Mr Martin said that now was an “opportunity” to learn lessons for the party.
He said: “In terms of the review of the last general election, we will have a very comprehensive engagement in relation to the work that has been carried out by Sean Fleming. It was the largest ever survey undertaken by the party members, which in itself is significant.
“We had the largest vote of any party in terms of grassroots voting that Fianna Fáil would go into government, with 74% supporting that. As an exercise in grassroots democracy, that was significant, as was the survey contributing to the review. We clearly have lessons to learn.

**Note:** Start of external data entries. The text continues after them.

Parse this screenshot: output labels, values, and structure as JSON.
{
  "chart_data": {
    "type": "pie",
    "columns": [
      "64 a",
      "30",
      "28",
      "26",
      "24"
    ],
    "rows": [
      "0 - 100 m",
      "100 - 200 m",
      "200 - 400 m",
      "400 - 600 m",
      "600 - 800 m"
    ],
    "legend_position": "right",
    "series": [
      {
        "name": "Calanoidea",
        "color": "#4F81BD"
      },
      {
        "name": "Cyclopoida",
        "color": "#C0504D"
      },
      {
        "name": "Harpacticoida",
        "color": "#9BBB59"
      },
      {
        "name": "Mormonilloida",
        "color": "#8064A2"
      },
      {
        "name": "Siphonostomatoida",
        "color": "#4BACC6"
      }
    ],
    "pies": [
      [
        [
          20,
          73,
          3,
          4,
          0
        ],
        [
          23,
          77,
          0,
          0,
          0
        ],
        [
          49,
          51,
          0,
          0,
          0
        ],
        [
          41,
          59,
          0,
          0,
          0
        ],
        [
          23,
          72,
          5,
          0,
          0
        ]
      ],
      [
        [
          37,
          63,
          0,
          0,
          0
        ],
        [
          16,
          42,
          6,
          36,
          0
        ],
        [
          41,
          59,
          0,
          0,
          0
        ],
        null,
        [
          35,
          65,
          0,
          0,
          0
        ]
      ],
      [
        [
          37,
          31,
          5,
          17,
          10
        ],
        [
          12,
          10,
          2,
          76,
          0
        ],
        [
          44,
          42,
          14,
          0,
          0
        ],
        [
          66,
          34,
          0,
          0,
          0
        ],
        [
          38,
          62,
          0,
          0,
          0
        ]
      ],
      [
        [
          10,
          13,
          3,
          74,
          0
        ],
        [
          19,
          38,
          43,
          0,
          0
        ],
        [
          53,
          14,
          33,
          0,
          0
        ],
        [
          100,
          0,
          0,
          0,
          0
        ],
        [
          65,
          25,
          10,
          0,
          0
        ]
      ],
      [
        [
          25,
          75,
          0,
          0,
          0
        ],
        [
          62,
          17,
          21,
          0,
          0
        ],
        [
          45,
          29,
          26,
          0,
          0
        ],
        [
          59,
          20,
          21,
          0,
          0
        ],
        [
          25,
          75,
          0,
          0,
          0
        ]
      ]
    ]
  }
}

“We were disappointed with the outcome of the election, we have lessons to learn from that, even though we are still the largest party in the Oireachtas, still the largest in local government.
“But we do need to change, particularly align ourselves with the emerging modern Ireland of the 21st century, and there is internal reflection needed there.
He acknowledged that the confidence-and-supply arrangement with Fine Gael, which had kept the party’s historical political opponent in power until the 2020 election, had caused problems for the party.
“It did prove problematic, without question, towards the end and I think there are very fair points made in relation to that. But again, we did put the country first because of the Brexit situation that had arisen,” Mr Martin said.
He said that it was “unique” that his party had published the review into its electoral performance “warts and all”.
Mr Martin rejected any suggestion that he would not take up the role of Tanaiste when the time comes for Leo Varadkar to take up the role of Taoiseach as part of the deal agreed between the two government parties.
“We have entered into a coalition government and we have made commitments in relation to that. I’m going to follow through on those commitments.”